Canan Türkiye‘de feminist sanatçılar deyince akla gelen isimlerden bir tanesidir. Feminist akımın etkilerini düşünsel, görsel ve öncelikli olarak hayatının içinde uygulamaya koyan sanatçılardandır. Minyatür, fotoğraf, video, performans, heykel gibi çeşitli sanatsal ifadelerden yararlanarak yapıtlarını ortaya koyan Canan kendini aktivist bir sanatçı olarak da tanımlar. Günümüzde sanatın üretim biçimini ele aldığımızda disiplinler arası bir yaklaşım görüyoruz.
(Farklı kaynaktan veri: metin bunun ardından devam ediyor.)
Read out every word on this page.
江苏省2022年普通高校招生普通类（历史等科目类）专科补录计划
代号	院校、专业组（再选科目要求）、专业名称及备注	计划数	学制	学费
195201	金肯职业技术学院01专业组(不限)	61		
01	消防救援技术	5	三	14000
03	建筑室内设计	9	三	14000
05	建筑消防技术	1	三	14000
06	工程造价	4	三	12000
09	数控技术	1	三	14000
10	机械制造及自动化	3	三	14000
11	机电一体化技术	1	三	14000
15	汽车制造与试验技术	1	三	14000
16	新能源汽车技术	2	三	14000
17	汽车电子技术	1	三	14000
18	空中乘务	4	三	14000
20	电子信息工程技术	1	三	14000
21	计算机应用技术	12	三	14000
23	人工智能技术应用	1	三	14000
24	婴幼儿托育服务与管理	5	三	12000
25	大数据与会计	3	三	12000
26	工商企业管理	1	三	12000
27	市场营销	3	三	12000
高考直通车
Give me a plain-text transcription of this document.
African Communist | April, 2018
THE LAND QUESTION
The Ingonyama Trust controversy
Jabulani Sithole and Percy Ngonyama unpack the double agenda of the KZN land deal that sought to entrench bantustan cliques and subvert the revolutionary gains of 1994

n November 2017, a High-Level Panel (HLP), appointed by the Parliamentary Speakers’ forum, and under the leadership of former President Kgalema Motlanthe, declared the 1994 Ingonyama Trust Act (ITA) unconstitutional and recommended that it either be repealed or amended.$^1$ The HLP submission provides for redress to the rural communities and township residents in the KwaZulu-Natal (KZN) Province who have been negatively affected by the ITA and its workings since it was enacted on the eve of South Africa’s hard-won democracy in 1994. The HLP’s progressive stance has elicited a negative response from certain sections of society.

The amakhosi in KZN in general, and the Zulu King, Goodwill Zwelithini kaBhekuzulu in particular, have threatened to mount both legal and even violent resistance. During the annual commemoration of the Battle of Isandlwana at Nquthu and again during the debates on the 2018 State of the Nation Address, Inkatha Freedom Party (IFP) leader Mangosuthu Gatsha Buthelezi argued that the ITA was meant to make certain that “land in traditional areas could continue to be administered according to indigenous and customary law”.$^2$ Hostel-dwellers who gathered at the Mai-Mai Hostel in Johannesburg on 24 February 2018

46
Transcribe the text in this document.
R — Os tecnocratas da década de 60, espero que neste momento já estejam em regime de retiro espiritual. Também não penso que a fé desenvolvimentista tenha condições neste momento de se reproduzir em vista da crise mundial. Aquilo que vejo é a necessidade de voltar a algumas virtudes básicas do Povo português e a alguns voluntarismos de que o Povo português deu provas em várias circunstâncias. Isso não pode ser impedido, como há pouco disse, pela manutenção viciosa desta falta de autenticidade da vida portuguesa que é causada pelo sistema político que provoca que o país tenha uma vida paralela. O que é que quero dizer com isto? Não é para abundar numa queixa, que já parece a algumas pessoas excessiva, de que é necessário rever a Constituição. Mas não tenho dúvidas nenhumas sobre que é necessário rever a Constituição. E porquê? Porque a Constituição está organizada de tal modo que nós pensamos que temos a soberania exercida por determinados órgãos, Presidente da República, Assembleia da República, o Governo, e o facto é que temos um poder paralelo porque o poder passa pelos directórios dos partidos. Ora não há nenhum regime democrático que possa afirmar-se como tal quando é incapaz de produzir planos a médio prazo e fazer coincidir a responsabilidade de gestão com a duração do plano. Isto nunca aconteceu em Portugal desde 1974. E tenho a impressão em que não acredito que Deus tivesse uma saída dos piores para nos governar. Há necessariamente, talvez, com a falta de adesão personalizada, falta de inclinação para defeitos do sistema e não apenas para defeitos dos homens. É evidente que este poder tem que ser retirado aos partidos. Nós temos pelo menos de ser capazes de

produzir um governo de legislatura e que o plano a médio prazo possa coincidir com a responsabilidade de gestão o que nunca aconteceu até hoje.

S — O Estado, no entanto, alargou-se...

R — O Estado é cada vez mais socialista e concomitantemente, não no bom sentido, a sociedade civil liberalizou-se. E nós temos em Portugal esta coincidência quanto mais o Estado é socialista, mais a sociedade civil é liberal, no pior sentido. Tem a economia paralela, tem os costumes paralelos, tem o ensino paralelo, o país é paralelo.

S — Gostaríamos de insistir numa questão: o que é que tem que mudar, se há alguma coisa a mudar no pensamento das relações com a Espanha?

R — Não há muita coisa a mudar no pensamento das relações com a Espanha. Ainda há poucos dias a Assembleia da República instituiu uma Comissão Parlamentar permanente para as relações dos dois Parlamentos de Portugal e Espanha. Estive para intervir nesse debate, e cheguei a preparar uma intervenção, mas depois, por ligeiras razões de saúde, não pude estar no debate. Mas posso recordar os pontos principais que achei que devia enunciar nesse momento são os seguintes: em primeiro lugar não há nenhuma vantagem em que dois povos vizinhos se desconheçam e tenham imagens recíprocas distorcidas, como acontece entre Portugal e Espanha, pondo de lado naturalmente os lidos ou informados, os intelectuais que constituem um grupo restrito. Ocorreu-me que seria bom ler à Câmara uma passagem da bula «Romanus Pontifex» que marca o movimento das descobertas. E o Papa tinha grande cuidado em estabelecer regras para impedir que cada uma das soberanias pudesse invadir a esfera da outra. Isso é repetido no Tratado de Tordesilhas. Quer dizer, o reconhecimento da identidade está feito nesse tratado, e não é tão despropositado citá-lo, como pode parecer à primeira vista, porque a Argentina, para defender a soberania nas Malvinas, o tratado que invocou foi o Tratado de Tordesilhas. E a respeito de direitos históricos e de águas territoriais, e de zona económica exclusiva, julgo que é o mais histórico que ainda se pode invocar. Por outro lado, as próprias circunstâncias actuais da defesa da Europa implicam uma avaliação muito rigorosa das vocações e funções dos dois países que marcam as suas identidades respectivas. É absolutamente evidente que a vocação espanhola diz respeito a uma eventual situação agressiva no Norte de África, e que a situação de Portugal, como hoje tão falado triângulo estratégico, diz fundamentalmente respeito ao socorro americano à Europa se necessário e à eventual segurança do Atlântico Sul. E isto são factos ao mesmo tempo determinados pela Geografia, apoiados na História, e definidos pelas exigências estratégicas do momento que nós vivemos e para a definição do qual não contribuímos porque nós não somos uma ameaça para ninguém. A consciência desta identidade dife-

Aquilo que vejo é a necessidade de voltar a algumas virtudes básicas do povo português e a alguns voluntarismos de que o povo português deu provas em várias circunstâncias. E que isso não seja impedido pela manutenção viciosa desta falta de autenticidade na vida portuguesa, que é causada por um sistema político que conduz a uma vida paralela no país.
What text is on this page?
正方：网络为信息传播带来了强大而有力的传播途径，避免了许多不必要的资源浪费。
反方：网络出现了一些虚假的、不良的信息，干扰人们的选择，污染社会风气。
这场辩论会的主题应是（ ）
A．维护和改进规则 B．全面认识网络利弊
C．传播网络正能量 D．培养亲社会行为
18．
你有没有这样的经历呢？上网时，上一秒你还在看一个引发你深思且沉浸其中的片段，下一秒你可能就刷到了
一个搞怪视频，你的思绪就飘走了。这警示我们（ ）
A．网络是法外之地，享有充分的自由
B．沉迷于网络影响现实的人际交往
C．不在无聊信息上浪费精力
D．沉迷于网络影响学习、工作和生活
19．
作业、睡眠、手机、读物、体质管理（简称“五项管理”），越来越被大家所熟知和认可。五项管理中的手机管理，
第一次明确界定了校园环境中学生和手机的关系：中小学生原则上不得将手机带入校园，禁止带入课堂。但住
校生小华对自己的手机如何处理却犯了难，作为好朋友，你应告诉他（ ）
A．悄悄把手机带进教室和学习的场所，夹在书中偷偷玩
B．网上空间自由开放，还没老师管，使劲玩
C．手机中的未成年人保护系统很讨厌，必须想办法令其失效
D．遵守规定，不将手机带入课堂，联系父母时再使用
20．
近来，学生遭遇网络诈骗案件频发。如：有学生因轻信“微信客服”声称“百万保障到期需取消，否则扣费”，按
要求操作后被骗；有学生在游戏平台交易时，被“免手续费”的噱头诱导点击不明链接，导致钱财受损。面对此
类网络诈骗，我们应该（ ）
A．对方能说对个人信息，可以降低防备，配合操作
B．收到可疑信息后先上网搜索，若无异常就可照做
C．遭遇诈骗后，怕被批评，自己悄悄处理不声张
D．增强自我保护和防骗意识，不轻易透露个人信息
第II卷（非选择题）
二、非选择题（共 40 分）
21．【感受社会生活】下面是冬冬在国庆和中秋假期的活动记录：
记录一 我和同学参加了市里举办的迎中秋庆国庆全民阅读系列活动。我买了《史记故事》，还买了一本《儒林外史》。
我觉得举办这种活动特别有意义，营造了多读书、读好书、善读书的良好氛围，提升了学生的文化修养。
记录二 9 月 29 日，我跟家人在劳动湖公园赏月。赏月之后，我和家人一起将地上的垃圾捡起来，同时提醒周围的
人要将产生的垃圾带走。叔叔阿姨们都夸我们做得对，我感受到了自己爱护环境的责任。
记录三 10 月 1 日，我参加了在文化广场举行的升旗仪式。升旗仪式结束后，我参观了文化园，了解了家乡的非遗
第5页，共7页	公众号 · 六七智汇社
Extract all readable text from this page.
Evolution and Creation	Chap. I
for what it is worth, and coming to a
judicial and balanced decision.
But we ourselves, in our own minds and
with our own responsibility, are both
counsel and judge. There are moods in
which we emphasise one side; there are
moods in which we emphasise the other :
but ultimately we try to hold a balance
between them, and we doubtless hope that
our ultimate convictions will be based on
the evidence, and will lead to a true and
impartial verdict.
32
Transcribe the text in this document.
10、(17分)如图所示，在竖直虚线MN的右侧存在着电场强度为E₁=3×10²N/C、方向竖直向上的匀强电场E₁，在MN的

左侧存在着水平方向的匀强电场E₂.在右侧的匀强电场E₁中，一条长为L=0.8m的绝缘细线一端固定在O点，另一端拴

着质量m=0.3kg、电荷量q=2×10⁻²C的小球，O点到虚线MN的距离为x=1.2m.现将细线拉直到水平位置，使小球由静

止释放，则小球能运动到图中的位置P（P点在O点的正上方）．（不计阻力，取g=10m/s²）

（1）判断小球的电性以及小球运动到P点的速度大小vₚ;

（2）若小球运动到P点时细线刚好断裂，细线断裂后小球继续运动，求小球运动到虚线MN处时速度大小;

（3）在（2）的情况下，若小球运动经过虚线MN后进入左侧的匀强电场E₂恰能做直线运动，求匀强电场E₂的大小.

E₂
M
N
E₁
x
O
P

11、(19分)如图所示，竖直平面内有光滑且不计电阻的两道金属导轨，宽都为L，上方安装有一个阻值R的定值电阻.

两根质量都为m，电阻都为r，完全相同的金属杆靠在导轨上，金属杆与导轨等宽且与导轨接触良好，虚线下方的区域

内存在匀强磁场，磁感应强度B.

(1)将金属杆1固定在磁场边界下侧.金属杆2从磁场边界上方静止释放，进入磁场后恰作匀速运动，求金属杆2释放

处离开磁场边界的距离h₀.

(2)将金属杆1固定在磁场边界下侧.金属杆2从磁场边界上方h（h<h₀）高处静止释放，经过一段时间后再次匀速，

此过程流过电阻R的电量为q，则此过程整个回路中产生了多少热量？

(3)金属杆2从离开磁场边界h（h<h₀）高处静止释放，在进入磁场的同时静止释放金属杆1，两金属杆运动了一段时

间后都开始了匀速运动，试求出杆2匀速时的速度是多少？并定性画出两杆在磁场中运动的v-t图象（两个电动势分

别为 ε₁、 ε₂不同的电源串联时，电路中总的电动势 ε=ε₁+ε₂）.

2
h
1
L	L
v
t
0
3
Bu yaklaşımlardan birisi de tarih öncesi zamanlardan beri günümüze kadar devam eden, insanın gördüğü gerçekliği ifade etmesinin yanında hissettiği, kendi bilincinde yaşadığı gerçekliğin psikolojik boyutunu da ifade eden biçimler, renkler, formlardır. Canan‘ın sanat yaşamı boyunca ürettiği işler toplumsal meselelere dayanmakla birlikte İslamiyet öncesi Türkiye coğrafyasındaki kadın imajından günümüz Türkiye‘ sinde cinsiyet, cinsel istismar, aile içi şiddet, toplumsal rollerin getirdiği zorunluluklar gibi konulara da odaklanmaktadır. Kaf Dağı‘nın Ardında sergisiyle birlikte Canan kendi ile özdeşleşen bir kadın ve anne arketipi yaratmıştır. Toplumda var olan bir bireyin yaşam döngülerinin karşılıklarını izlediğimiz Kaf Dağı‘nın Ardında sergisi, analitik psikoloji teorisinin kurucusu Carl Gustav Jung‘un anne arketipi üzerinden değerlendirilmiştir. Bu inceleme ile anne imgesinin dönüşümlerini eserlerinde okuyabildiğimiz Canan‗ın çalışmalarının disiplinler arası olgulara dikkat çekeceği umulmaktadır.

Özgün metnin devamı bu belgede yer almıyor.